Que recouvre pour vous l’expression « cueilleur de mémoire » ?
Ces deux mots se marient à merveille. Cueillir, c’est prélever sur l’arbre le fruit mûr. La mémoire, c’est une toile sur laquelle se greffent le souvenir, la culture, l’expérience, les leçons du passé, ce qui vient de loin… Mais la toile est fragile et peut s’effacer si l’on n’y prend garde. Ce qui me passionne, c’est le travail sur l’héritage, le patrimoine oral. J’aime aller vers les anonymes et graver leur parole avant qu’elle ne devienne poussière. Sur l’île de Chiloé ou en Patagonie, j’arrivai parfois dans des endroits plus ou moins reculés en frappant aux portes. On m’installait sur une chaise, on me faisait partager le maté et je prenais des notes. Des inconnus me livraient le récit de leurs trajectoires personnelles. Ils scrutaient leurs souvenirs derrière les fenêtres, au coin du poêle. Ces morceaux d’existence ont en partie nourri mon livre.

Après avoir voyagé en Amérique du Sud, pourquoi avez-vous décidé d’y poser votre sac et de vous y installer ?

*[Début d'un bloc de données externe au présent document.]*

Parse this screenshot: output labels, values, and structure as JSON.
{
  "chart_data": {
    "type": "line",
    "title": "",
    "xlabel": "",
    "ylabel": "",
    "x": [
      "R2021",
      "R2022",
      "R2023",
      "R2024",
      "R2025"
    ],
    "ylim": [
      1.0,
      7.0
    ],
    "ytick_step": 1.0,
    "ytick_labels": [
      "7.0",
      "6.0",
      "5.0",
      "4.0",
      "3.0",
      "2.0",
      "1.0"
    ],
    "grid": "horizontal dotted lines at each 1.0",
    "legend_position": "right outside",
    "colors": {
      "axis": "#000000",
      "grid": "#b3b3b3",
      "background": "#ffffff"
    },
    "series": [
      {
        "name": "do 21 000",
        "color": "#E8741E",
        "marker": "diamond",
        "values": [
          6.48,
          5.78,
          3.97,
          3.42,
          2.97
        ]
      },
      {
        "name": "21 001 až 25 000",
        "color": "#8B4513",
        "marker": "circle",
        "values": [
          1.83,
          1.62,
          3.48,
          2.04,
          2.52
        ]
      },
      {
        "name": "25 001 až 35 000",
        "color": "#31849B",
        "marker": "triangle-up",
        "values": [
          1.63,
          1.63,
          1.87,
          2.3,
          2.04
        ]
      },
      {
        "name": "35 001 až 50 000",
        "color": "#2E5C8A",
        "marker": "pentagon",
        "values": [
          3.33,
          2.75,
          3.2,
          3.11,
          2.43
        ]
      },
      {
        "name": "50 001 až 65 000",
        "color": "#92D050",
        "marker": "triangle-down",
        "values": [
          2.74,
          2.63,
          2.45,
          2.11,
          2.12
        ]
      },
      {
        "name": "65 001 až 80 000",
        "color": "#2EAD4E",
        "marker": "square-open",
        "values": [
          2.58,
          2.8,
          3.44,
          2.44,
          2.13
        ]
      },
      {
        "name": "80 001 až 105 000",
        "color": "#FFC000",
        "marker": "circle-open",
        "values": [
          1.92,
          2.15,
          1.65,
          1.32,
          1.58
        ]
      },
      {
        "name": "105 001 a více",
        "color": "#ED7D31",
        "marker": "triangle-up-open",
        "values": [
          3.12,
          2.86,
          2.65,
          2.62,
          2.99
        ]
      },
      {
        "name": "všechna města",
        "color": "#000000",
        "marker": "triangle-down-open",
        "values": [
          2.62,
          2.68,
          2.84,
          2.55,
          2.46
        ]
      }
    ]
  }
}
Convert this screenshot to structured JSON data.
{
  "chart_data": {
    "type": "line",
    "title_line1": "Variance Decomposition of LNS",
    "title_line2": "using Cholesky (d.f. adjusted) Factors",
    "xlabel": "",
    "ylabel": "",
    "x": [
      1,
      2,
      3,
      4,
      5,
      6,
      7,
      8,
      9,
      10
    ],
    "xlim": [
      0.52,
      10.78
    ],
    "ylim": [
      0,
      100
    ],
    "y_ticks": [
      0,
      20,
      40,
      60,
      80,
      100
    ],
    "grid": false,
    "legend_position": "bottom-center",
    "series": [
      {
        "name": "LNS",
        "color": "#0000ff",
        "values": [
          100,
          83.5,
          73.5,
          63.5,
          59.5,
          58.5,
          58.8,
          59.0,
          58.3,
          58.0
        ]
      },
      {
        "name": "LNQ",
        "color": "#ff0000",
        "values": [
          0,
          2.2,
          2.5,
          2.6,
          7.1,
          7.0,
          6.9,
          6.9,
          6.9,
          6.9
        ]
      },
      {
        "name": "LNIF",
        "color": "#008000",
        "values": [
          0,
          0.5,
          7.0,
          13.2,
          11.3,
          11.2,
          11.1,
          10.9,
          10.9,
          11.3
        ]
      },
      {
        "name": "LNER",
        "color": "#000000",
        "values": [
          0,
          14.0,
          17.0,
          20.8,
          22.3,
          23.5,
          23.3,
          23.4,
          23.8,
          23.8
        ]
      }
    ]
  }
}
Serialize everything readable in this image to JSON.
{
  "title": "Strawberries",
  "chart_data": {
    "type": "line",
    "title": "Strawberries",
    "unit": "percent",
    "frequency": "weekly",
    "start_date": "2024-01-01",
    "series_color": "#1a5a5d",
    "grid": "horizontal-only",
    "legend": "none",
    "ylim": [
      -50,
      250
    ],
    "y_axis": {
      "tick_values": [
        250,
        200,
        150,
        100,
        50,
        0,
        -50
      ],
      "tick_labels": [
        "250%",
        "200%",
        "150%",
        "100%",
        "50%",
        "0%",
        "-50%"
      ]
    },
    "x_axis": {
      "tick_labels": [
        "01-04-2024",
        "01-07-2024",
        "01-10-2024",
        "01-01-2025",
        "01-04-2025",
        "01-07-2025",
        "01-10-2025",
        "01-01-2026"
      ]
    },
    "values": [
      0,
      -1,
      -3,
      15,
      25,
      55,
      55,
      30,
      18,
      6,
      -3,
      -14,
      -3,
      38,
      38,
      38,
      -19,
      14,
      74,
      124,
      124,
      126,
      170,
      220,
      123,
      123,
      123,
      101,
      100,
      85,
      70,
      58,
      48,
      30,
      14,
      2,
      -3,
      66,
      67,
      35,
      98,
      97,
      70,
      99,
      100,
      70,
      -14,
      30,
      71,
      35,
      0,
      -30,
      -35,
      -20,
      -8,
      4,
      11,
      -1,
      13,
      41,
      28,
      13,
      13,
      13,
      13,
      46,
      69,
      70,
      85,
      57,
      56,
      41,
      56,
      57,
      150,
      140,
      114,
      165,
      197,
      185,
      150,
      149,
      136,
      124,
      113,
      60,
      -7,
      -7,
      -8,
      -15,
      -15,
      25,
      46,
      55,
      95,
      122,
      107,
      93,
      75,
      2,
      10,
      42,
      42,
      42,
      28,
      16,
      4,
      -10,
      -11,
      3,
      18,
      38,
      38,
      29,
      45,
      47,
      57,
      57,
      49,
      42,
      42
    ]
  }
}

Mon dernier voyage en Patagonie avait été une lente dérive de Chiloé jusqu’à la Terre de Feu. De retour à Buenos Aires, qui en avait été le point de départ, j’ai pris conscience que j’étais dans l’impossibilité de rentrer en France. Les leçons du voyage avaient été nombreuses. Je me sentais rappelé par certains lieux où j’avais vécu de fortes émotions. Il y avait un ou deux endroits où je pourrais mener une expérience à laquelle je pensai depuis longtemps : vivre une vie rustique et frugale. Je me suis souvent demandé si les nomades et autres vagabonds ne sont pas, consciemment ou non, en quête d’un lieu où poser leur bagage. Revenir vivre au Chili, dans une cabane, représentait l’épreuve idéale. Tout était à faire. Un jour, je devais poser des bardeaux ; le lendemain, défricher, retourner la terre, aménager un potager… bref construire de mes propres mains. J’avais beaucoup à apprendre. Je n’étais plus un simple passant mais un homme qui assoit un projet, en lien avec la terre ferme.

Quels sont les livres sur la Patagonie qui vous ont le plus marqué ?
Je pense que les écrits de William Henry Hudson sont inévitables. Ils datent de la fin du XIXe siècle mais n’ont rien perdu de leur intérêt, notamment parce qu’ils évoquent des lieux demeurés en grande partie intacts. Parfait autodidacte, Hudson était un passionné de faune en général et d’ornithologie en particulier. Il a su décrire les oiseaux de Patagonie, leurs chants, leurs mœurs, de façon inattendue, souvent touchante, comme s’il était l’un d’eux. Ses observations étaient si pointues qu’elles ont suscité l’intérêt des meilleurs naturalistes de son temps, dont ceux du British Museum. Je recommande la lecture de Un flâneur en Patagonie. Ce livre est une véritable célébration de la vie sauvage. J’ajouterais le livre de José Emperaire Les Nomades de la mer, un ouvrage d’ethnologie consacré aux Alakalufs, caboteurs nomades des canaux de Patagonie. Emperaire y décrit l’existence des derniers membres de ce peuple, alors sédentarisés à Puerto Edén.